Männer, die vor einer Scheidung stehen oder diese bereits hinter sich haben, sind jene Männer, die am häufigsten eine Beratungsstelle aufsuchen. In einem Workshop zu Trennungskonflikten und Vaterschaft erzählten Mitarbeiter der Männerberatung Graz und Linz am Freitag Nachmittag aus der Praxis. (Automatische) gemeinsame Obsorge ist ein Thema, das unweigerlich polarisiert, so auch bei der Männertagung. Nach kurzer Zeit entstanden Streitgespräche, die allerdings von den  Diskussionsleitern abgefangen wurden. Viele Männer würden erst nach der Scheidung merken, was sie eigentlich verloren haben, erzählte ein Sozialarbeiter. Bei seiner Arbeit erlebt er die unterschiedlichsten Fälle: Väter, die über das Sorgerecht ihre Frauen weiterhin kontrollieren möchten und auch Väter, die sich aufrichtig um ihre Kinder kümmern möchten.

Wie Beispiele aus anderen Ländern zeigen, können viele Sorgerechtsstreitigkeiten in Gesprächen bei Familienberatungsstellen gelöst werden. Worauf sich in der Runde alle einigen konnten, war die Notwendigkeit einer engeren Zusammenarbeit zwischen Männer- und Frauenberatungsstellen und Kinderanwaltschaften. Auch gelte es, gegen herrschende Stereotypen anzukämpfen: die Frau, die unbedingt ein Besuchsrecht unterbinden möchte und der Mann, der sich nicht um seine Kinder kümmert.

Ministerbesuch

Als am Freitag auch Sozialminister Hundstorfer auf einen Besuch vorbeischaute, erhielt Raewyn Connell einen Einblick in österreichische Gepflogenheiten. Von fünf Mitarbeitern begleitet betrat der SPÖ-Minister das Audimax, bevor er auf die Bühne geholt wurde, hielten der Rektor der FH Joanneum und ein Vertreter der Stadt Graz (die beide zuvor nicht an der Tagung teilgenommen hatten) Begrüßungsreden. Jener Redner, der Bürgermeister Nagl (ÖVP) vertreten sollte, war angsichts des Themas „Diversität von Männlichkeiten“ nicht gut gebrieft worden: Er erzählte von muslimischen Migranten in Graz, Zwangsheirat und österreichischen Frauenrechten.
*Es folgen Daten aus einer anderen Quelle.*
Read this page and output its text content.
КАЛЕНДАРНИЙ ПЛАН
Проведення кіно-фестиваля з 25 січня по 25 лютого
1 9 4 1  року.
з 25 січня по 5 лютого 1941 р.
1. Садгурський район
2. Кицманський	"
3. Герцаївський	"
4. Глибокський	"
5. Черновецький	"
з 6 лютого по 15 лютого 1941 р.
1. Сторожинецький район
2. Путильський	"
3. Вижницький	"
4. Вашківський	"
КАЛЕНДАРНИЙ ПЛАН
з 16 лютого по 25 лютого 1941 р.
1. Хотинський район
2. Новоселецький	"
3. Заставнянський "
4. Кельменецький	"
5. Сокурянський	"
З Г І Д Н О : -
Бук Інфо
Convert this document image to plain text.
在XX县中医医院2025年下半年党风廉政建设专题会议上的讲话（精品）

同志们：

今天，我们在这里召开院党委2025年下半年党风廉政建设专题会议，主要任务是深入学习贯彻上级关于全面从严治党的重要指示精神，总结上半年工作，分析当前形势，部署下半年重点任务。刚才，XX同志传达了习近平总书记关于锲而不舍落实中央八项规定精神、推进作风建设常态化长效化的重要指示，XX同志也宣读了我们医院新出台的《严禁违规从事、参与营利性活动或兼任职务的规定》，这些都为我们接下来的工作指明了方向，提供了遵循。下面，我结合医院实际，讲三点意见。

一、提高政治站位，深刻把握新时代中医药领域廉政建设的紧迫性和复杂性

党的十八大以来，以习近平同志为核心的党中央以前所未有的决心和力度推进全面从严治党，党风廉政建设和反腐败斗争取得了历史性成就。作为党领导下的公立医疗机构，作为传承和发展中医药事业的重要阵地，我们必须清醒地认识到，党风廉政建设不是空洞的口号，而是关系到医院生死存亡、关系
Der Sozialminister gab schließlich einen kurzen Abriss der Geschichte der männerpolitischen Grundsatzabteilung und versicherte uns Österreicher_innen, dass er uns von der Wiege bis zur Bahre begleite: „Wenn jemand im Spital geboren wird, haben wir das Arbeitsrecht für die Hebamme geregelt und wenn ihr beerdigt werdet, kontrolliere ich auch die Aufzeichnungen vom Bestattungsamt.“ Kritischen Fragen aus dem Plenum gegenüber zeigte er sich völlig entspannt – auch gegenüber Forderungen nach mehr Geld für Beratungseinrichtungen: „Wisst’s eh, ich brauch‘ euch hier ja kane G’schichterln erzählen.“ (Wie in der abschließenden Runde berichtet wurde, lieferten der Ministerbesuch und „Hegemoniale Männlichkeit auf der Männertagung“ noch Stoff für einen Workshop mit Raewyn Connell zu aktuellen Themen der Männlichkeitsforschung.)

Was bleibt

Für mich persönlich war es besonders interessant, im Rahmen der Tagung Einblick in die österreichische „Männerszene“ zu bekommen. Was meiner Ansicht auf jeden Fall noch ausständig ist, ist eine umfassende Akademisierung und Theoretisierung: Wer sich mit „Gender“ befasst, muss auch wissen, was das eigentlich ist. Auch eine feministische Grundbildung bräuchte es: Der (akademische) Feminismus hat in den vergangenen Jahrzehnten eine unglaubliche Fülle an Theorien und Konzepten hervorgebracht, die sich auch als äußerst praktisch für konkrete politische Arbeit erweisen. Andererseits ist auch eine feministische Einmischung notwendig – Männlichkeitsforschung wird derzeit innerhalb der Gender Studies eindeutig vernachlässigt.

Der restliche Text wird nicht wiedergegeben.